P rima di passare le consegne al governo giallo-verde, l’allora presidente del Consiglio Paolo Gentiloni e il ministro dell’Economia Piercarlo Padoan avevano preparato un’analisi sulla solidità dei nostri conti pubblici in diverse ipotesi («Nota di aggiornamento al Def 2017», p. 87). Lo scopo era evidentemente quello di tranquillizzare gli investitori che posseggono titoli italiani. Lo scenario più preoccupante prevedeva che la Bce smettesse di acquistare Btp (come effettivamente farà a fine anno) e che, dopo le elezioni, l’incertezza politica aumentasse il rischio di credito e quindi i tassi di interesse, rallentando la crescita, come in effetti è accaduto.

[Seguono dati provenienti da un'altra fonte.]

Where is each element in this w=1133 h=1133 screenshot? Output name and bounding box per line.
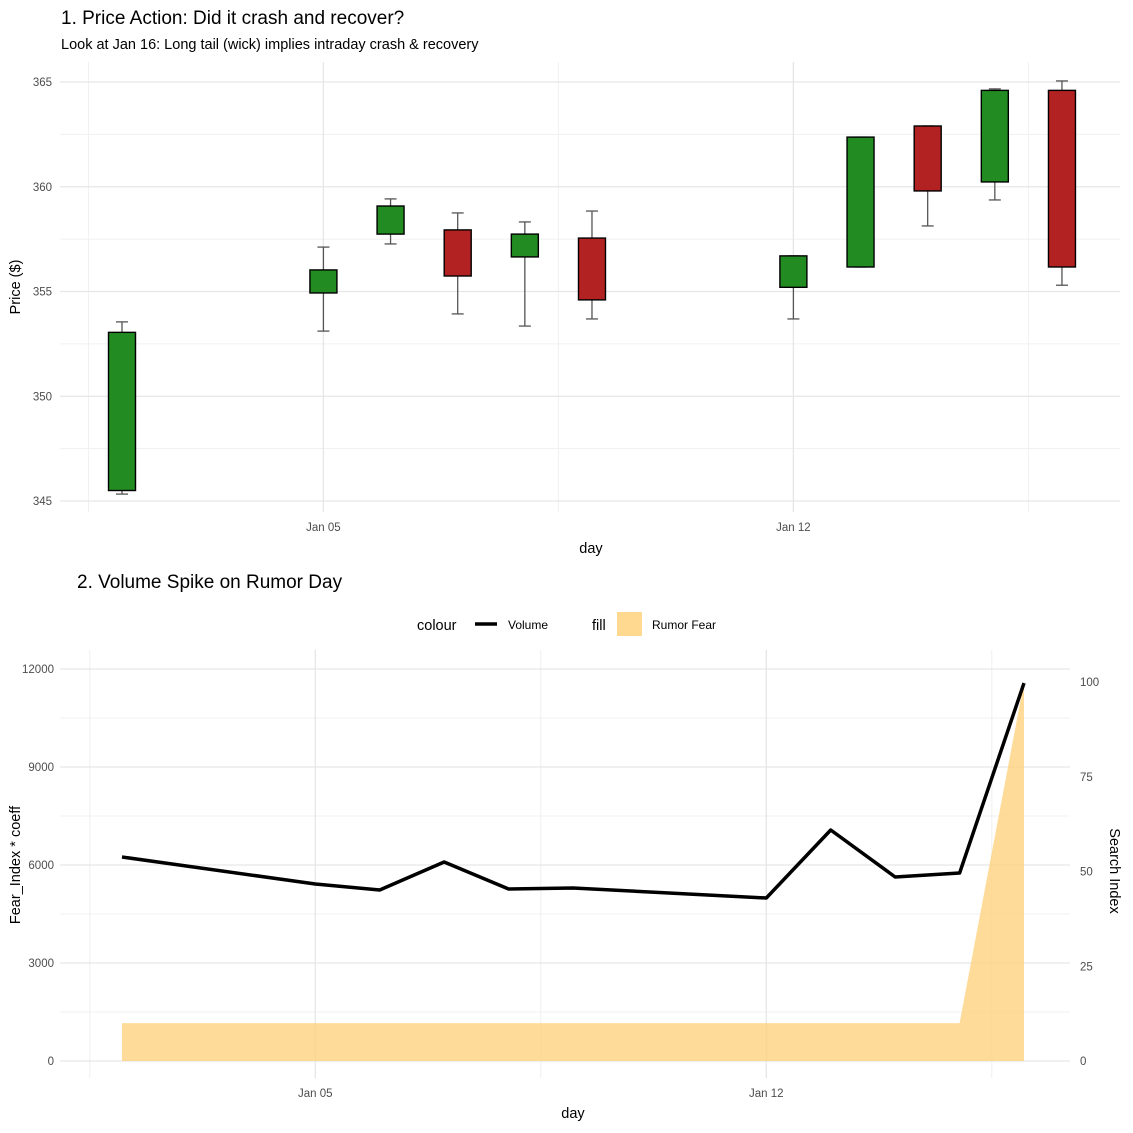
legend-colour-title: colour [417, 618, 457, 634]
y-tick-label: 0 [48, 1056, 54, 1068]
volume-axes: 0 3000 6000 9000 12000 0 25 50 75 100 Jan 05 Jan 12 [22, 664, 1099, 1100]
y-tick-label: 365 [33, 77, 52, 89]
volume-legend: colour Volume fill Rumor Fear [417, 612, 716, 636]
candle-body-jan-12 [779, 255, 808, 289]
y-tick-label: 12000 [22, 664, 54, 676]
price-axes: 345 350 355 360 365 Jan 05 Jan 12 [33, 77, 811, 534]
legend-rumor-fear-swatch [617, 612, 642, 636]
candle-body-jan-16 [1047, 89, 1077, 268]
volume-marks [121, 682, 1026, 1061]
price-chart-subtitle: Look at Jan 16: Long tail (wick) implies… [61, 37, 479, 53]
x-tick-label: Jan 12 [776, 522, 811, 534]
legend-fill-title: fill [592, 618, 606, 634]
candle-body-jan-09 [577, 237, 607, 301]
price-chart-title: 1. Price Action: Did it crash and recove… [61, 8, 404, 29]
volume-x-axis-label: day [561, 1106, 585, 1122]
x-tick-label: Jan 05 [298, 1088, 333, 1100]
y-right-tick-label: 75 [1080, 772, 1093, 784]
rumor-fear-area [122, 682, 1025, 1061]
volume-y-axis-label: Fear_Index * coeff [8, 805, 24, 924]
y-tick-label: 9000 [28, 762, 54, 774]
price-candles [107, 80, 1077, 495]
legend-volume-label: Volume [508, 618, 548, 632]
y-tick-label: 360 [33, 182, 52, 194]
volume-chart-title: 2. Volume Spike on Rumor Day [77, 572, 343, 593]
candle-body-jan-08 [510, 233, 540, 258]
legend-rumor-fear-label: Rumor Fear [652, 618, 716, 632]
candle-body-jan-07 [443, 229, 472, 277]
x-tick-label: Jan 12 [749, 1088, 784, 1100]
candle-body-jan-02 [107, 331, 137, 492]
candle-body-jan-13 [846, 136, 875, 268]
y-tick-label: 345 [33, 496, 52, 508]
y-tick-label: 350 [33, 391, 52, 403]
x-tick-label: Jan 05 [306, 522, 341, 534]
price-x-axis-label: day [579, 541, 603, 557]
candle-body-jan-06 [376, 205, 405, 235]
volume-grid [60, 650, 1070, 1078]
price-y-axis-label: Price ($) [8, 260, 24, 315]
y-right-tick-label: 0 [1080, 1056, 1086, 1068]
y-right-tick-label: 25 [1080, 961, 1093, 973]
volume-y-right-axis-label: Search Index [1106, 828, 1122, 914]
y-tick-label: 6000 [28, 860, 54, 872]
y-tick-label: 3000 [28, 958, 54, 970]
candle-body-jan-05 [309, 269, 338, 294]
candle-body-jan-14 [913, 125, 942, 192]
candle-body-jan-15 [980, 89, 1010, 183]
y-tick-label: 355 [33, 287, 52, 299]
y-right-tick-label: 50 [1080, 867, 1093, 879]
volume-line [121, 682, 1026, 900]
y-right-tick-label: 100 [1080, 677, 1099, 689]
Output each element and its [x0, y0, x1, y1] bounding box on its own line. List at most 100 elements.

L’analisi assumeva che le leggi in vigore (Fornero, Jobs act, reddito di inclusione) non venissero modificate, che gli impegni assunti — ovvero, completamento della Tav, vendita a privati dell’Ilva e quindi nessun fermo degli stabilimenti, vendita di Alitalia a privati così che il prestito di 900 milioni che lo Stato ha fatto all’azienda non si tramutasse in maggior debito pubblico — venissero soddisfatti. In più si dovevano trovare 12,5 miliardi per evitare l’aumento delle aliquote Iva. In questo scenario, sia pur con crescita debole e con un piccolo aumento del deficit, il rapporto debito-Pil avrebbe, seppur di poco, continuato a scendere. Rileggere quell’analisi aiuta a capire quanto è grande la distanza fra l’attuale ministro dell’Economia Tria e i due partiti che guidano il governo.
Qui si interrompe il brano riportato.